Notons que la plupart des fonds européens n’accordent de financement aux cinéastes israéliens que s’il y a un financement israélien dans le budget du film, ce qui ne fait que révéler, s’il en était besoin, les liens des productions européennes avec Israël, en un moment où l’on attendrait une véritable révolution copernicienne dans les relations avec cet État… De nombreux·ses artistes dans le monde ont d’ailleurs commencé à exiger une rupture de ces liens.

Nadav Lapid devrait assumer jusqu’au bout sa posture d’exilé et ne pas demander d’argent à un pays où il ne vit plus depuis plusieurs années. Plus grave et entrant clairement dans le cadre du boycott, son film était candidat aux Ophirs du cinéma israélien  (dont le lauréat représente automatiquement Israël aux Oscars). De même, il a été présenté dans le cadre du festival du film israélien à Paris comme film israélien, et dans ces deux cas, il représente officiellement l’État d’Israël ; en d’autres termes Nadav Lapid ne renonce pas aux avantages financiers et promotionnels offerts par les institutions génocidaires israéliennes, qui récupèrent en contrepartie, l’image d’une société diverse critique et démocratique. Rappelons le sondage israélien : 73% des Israélien·nes juif·ves considèrent que Gaza devrait être vidée de tous ses habitants, 3% s’y opposent, c’est tout dire sur cette imposture aux allures de normalité.

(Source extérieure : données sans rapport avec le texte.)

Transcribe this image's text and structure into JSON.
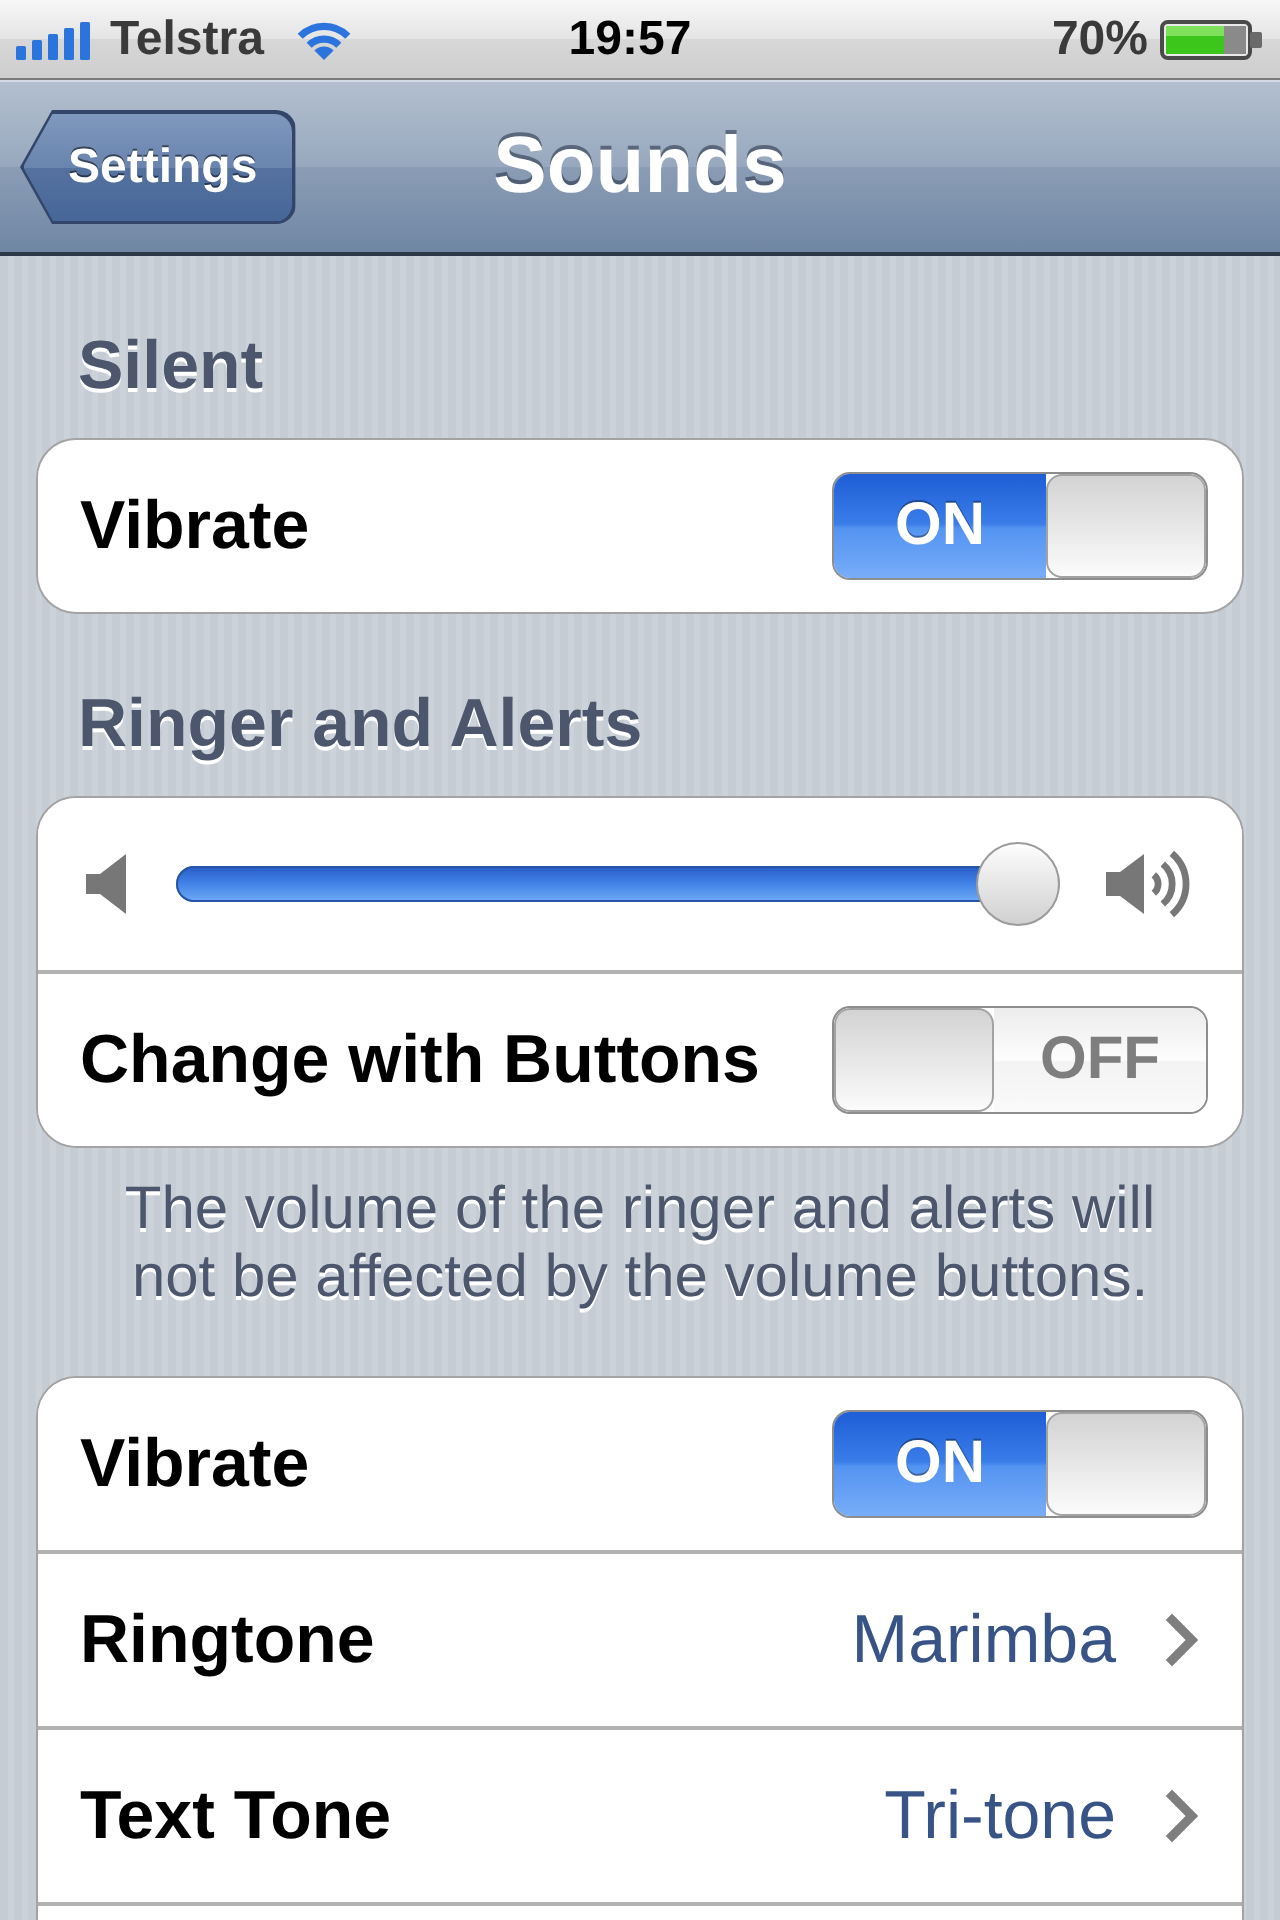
{
  "status_bar": {
    "carrier": "Telstra",
    "time": "19:57",
    "battery": "70%"
  },
  "nav_bar": {
    "back_button": "Settings",
    "title": "Sounds"
  },
  "groups": [
    {
      "header": "Silent",
      "rows": [
        {
          "kind": "switch",
          "label": "Vibrate",
          "on": true,
          "switch_text": "ON"
        }
      ]
    },
    {
      "header": "Ringer and Alerts",
      "rows": [
        {
          "kind": "slider",
          "level": 1
        },
        {
          "kind": "switch",
          "label": "Change with Buttons",
          "on": false,
          "switch_text": "OFF"
        }
      ],
      "footer": "The volume of the ringer and alerts will not be affected by the volume buttons."
    },
    {
      "rows": [
        {
          "kind": "switch",
          "label": "Vibrate",
          "on": true,
          "switch_text": "ON"
        },
        {
          "kind": "disclosure",
          "label": "Ringtone",
          "value": "Marimba"
        },
        {
          "kind": "disclosure",
          "label": "Text Tone",
          "value": "Tri-tone"
        }
      ]
    }
  ]
}
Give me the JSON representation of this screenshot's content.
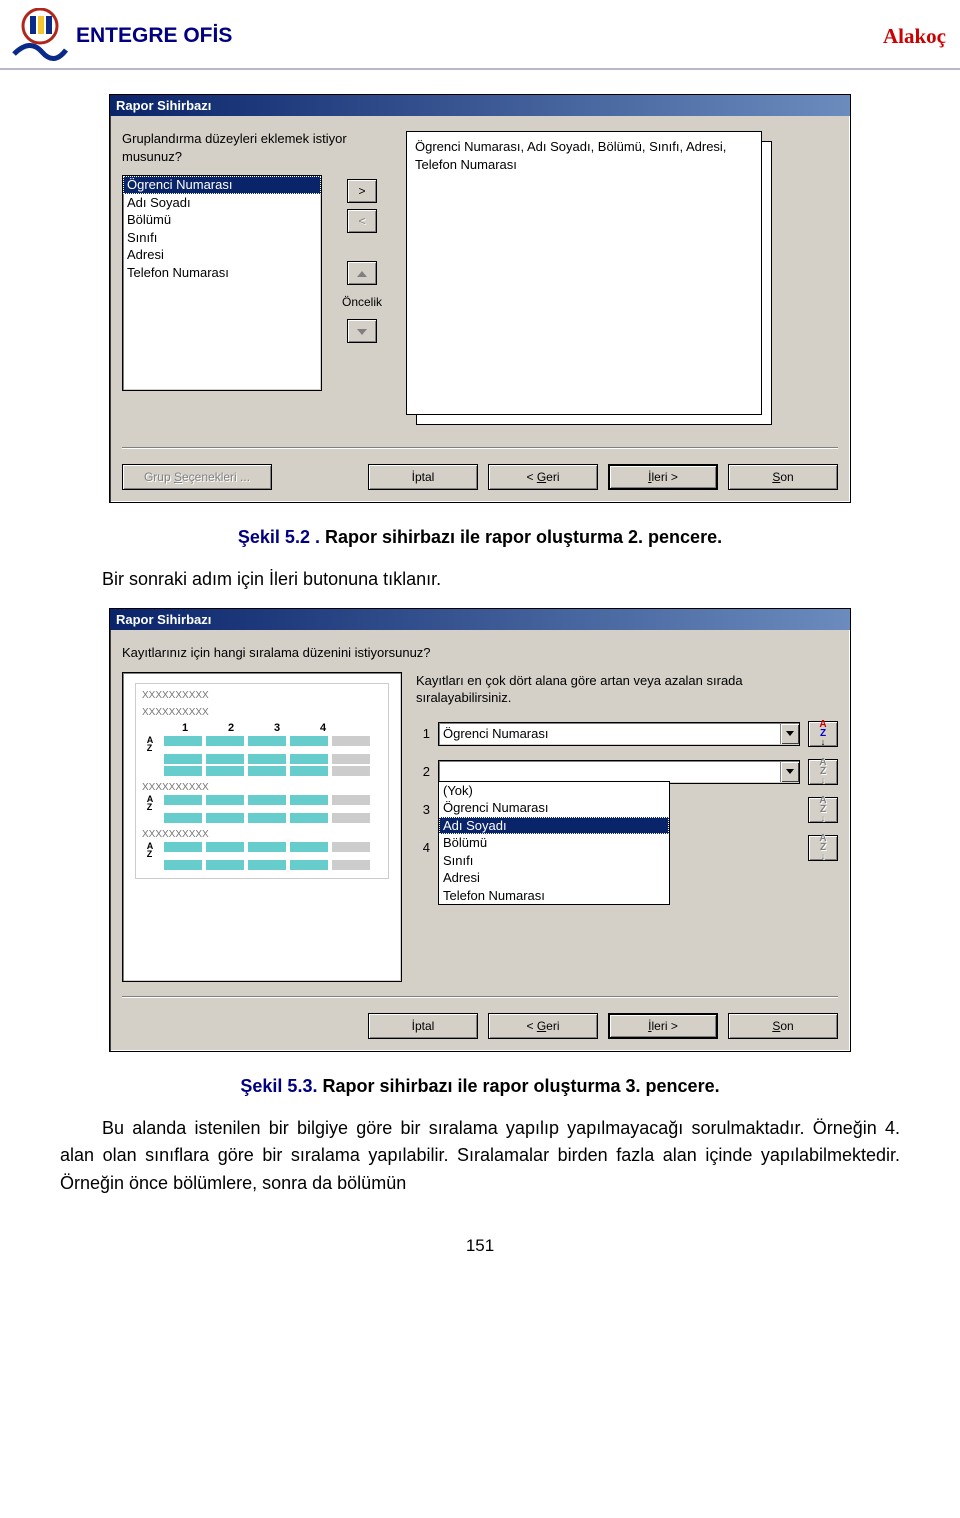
{
  "header": {
    "left": "ENTEGRE OFİS",
    "right": "Alakoç"
  },
  "dialog1": {
    "title": "Rapor Sihirbazı",
    "question": "Gruplandırma düzeyleri eklemek istiyor musunuz?",
    "fields": [
      "Ögrenci Numarası",
      "Adı Soyadı",
      "Bölümü",
      "Sınıfı",
      "Adresi",
      "Telefon Numarası"
    ],
    "preview_line": "Ögrenci Numarası, Adı Soyadı, Bölümü, Sınıfı, Adresi, Telefon Numarası",
    "priority_label": "Öncelik",
    "buttons": {
      "group_options": "Grup Seçenekleri ...",
      "cancel": "İptal",
      "back": "< Geri",
      "next": "İleri >",
      "finish": "Son"
    }
  },
  "caption1": {
    "blue": "Şekil 5.2 .",
    "rest": " Rapor sihirbazı ile rapor oluşturma 2. pencere."
  },
  "text1": "Bir sonraki adım için İleri butonuna tıklanır.",
  "dialog2": {
    "title": "Rapor Sihirbazı",
    "question": "Kayıtlarınız için hangi sıralama düzenini istiyorsunuz?",
    "hint": "Kayıtları en çok dört alana göre artan veya azalan sırada sıralayabilirsiniz.",
    "sort1_value": "Ögrenci Numarası",
    "sort2_value": "",
    "dropdown_options": [
      "(Yok)",
      "Ögrenci Numarası",
      "Adı Soyadı",
      "Bölümü",
      "Sınıfı",
      "Adresi",
      "Telefon Numarası"
    ],
    "dropdown_selected": "Adı Soyadı",
    "preview_placeholder": "XXXXXXXXXX",
    "buttons": {
      "cancel": "İptal",
      "back": "< Geri",
      "next": "İleri >",
      "finish": "Son"
    }
  },
  "caption2": {
    "blue": "Şekil 5.3.",
    "rest": " Rapor sihirbazı ile rapor oluşturma 3. pencere."
  },
  "text2": "Bu alanda istenilen bir bilgiye göre bir sıralama yapılıp yapılmayacağı sorulmaktadır. Örneğin 4. alan olan sınıflara göre bir sıralama yapılabilir. Sıralamalar birden fazla alan içinde yapılabilmektedir. Örneğin önce bölümlere, sonra da bölümün",
  "page_number": "151"
}
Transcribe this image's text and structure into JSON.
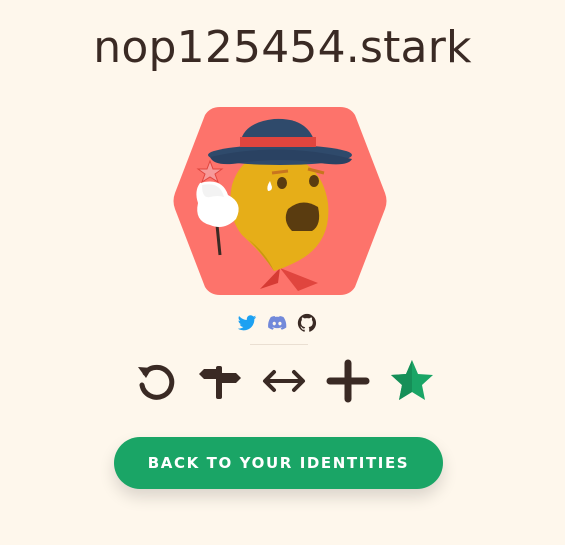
{
  "identity": {
    "name": "nop125454.stark"
  },
  "social": {
    "links": [
      "twitter",
      "discord",
      "github"
    ]
  },
  "colors": {
    "background": "#fef7ec",
    "hexagon": "#fd736b",
    "button": "#1aa566",
    "icon_dark": "#3a2a24",
    "twitter": "#1da1f2",
    "discord": "#7289da",
    "star": "#1aa566"
  },
  "actions": {
    "icons": [
      "refresh-icon",
      "signpost-icon",
      "transfer-icon",
      "plus-icon",
      "star-icon"
    ]
  },
  "cta": {
    "label": "BACK TO YOUR IDENTITIES"
  }
}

Nadav Lapid dit lui-même qu’il ne s’intéresse qu’à sa propre société, ce qui pourrait être légitime en soi, mais au regard de ce que sa société est en train de faire, ne devrait-il pas s’intéresser à tou·tes les Palestinien·nes réduit·es au silence dans tous les médias européens et français et leur faire de la place ? De fait, il n’accorde aucune place ni dans son film, ni dans son discours, ni sur les plateaux audiovisuels aux victimes de sa société. Le miroir qu’il veut  tendre à sa société, dit-il, afin qu’elle s’y regarde, n’est qu’un leurre narcissique si on n’y trouve ni Palestinien·nes ni occupation ni colonisation.

Lorsque Nadav Lapid entend dire que les cinéastes palestinien·nes du festival de cinéma palestinien ont retiré leurs œuvres de la Fête de l’Humanité, en raison de la programmation de son propre film par la fête, ne devrait-il pas retirer son film et laisser la place aux sans voix ?
Insupportable encore, le pont d’or que font les médias français au cinéaste et à son film, complaisants et empressés, presque  soulagés : on a enfin trouvé un bon Israélien pour sauver le soldat Ryan… tout en éliminant soigneusement et systématiquement des ondes les nombreux Israélien·nes réellement en opposition, et en lutte, et surtout tou·tes les Palestinien·nes privé·es d’expression sur leur sort. En ce sens, Nadav Lapid, prétendument cinéaste avant-gardiste, est fondamentalement conformiste : il répond et se conforme à une demande occidentale profonde de normalisation d’Israël en temps de génocide.